HUNDREDS of members of the Australian aviation industry have had a heated meeting in Tamworth, pushing politicians and the safety regulator for a better deal for rural and regional communities and general aviation.
Australian Aviation Digital Group chief executive Benjamin Morgan organised the rally, the second for Tamworth in as many months.
Minister for Infrastructure and Transport Darren Chester, Deputy Prime Minister and New England MP Barnaby Joyce and Civil Aviation Safety Authority (CASA) chairman Jeff Boyd were in attendance, along with about 300 pilots and industry members.
One of the main issues raised was about the Automatic Dependent Surveillance Broadcast (ADS-B) being implemented in Australia three years ahead of the US.
Aviators are angry this will make the aircraft-tracking units more expensive; Aminta Hennessy – who runs Clamback and Hennessy flying school at Bankstown – is up for $127,000 to install the units for the aircraft used in her business.
Mr Morgan said CASA estimated it would cost the industry $36 million to be compliant.
He said over-regulation of Australia’s aviators was costing jobs and would shut the industry down.

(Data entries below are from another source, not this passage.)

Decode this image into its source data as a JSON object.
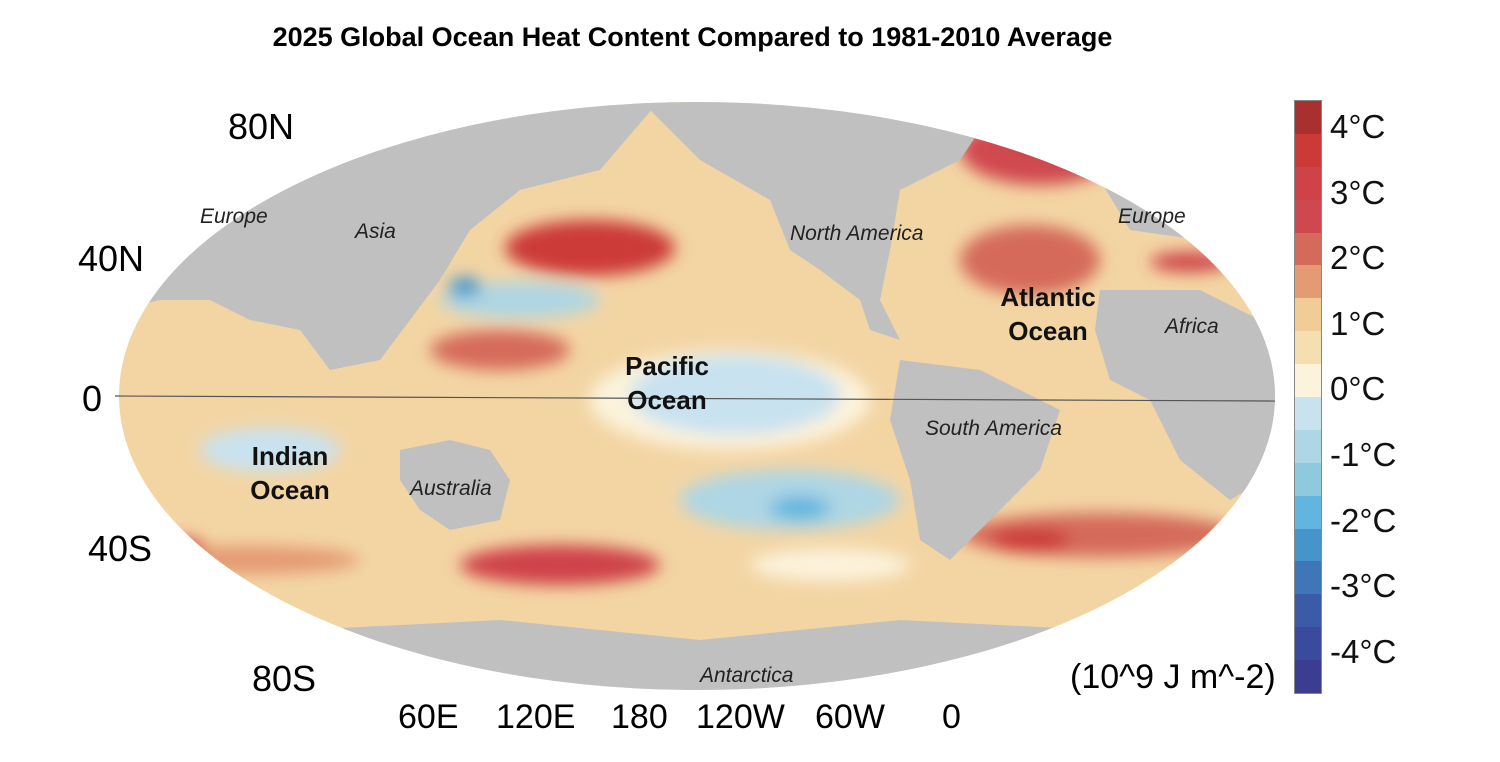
{
  "title": "2025 Global Ocean Heat Content Compared to 1981-2010 Average",
  "lat_labels": [
    "80N",
    "40N",
    "0",
    "40S",
    "80S"
  ],
  "lon_labels": [
    "60E",
    "120E",
    "180",
    "120W",
    "60W",
    "0"
  ],
  "region_labels": {
    "europe_w": "Europe",
    "asia": "Asia",
    "north_america": "North America",
    "europe_e": "Europe",
    "africa": "Africa",
    "south_america": "South America",
    "australia": "Australia",
    "antarctica": "Antarctica"
  },
  "ocean_labels": {
    "pacific_1": "Pacific",
    "pacific_2": "Ocean",
    "atlantic_1": "Atlantic",
    "atlantic_2": "Ocean",
    "indian_1": "Indian",
    "indian_2": "Ocean"
  },
  "colorbar": {
    "ticks": [
      "4",
      "3",
      "2",
      "1",
      "0",
      "-1",
      "-2",
      "-3",
      "-4"
    ],
    "tick_unit": "°C",
    "unit_label": "(10^9 J m^-2)",
    "colors": [
      "#a8302e",
      "#cc3a38",
      "#cf4248",
      "#d0484f",
      "#d56a5a",
      "#e49a72",
      "#f1cc96",
      "#f5deb0",
      "#fcf3dc",
      "#c8e2f0",
      "#aed6e4",
      "#8ec9de",
      "#62b5df",
      "#4595cb",
      "#3f76b7",
      "#3c5ba6",
      "#3a4a9c",
      "#3b3d91"
    ]
  }
}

“The units allow air traffic controllers to see location, speed and altitude of aircraft, and brings us into the digital age,” Mr Morgan said.
“Absolutely nobody is opposed to the implementation, but (CASA) is forcing the Australian public and industry to meet compliance three years ahead of (the US and New Zealand).
“We see this issue as a litmus of the broader issue, which is the fact that the regulator is not listening to the industry and aviators.”
Mr Joyce said he didn’t want regulations for the sake of regulations.
“To stop all plane crashes, you can only make it illegal to fly,” he said.
Mr Chester said he couldn’t give a clear yes or no answer to whether the mandate could be pushed back to 2021 in Australia, but he encouraged the industry to communicate with the CASA chairman.
Mr Morgan said the rally made it clear that the safety authority was not carrying out what the industry wanted, and said the chairman of CASA admitted he had no control over his organisation.
“Our national aviation safety regulator is being run by a board who are applying bandaids to the problem and do not have direct control over issues,” he said.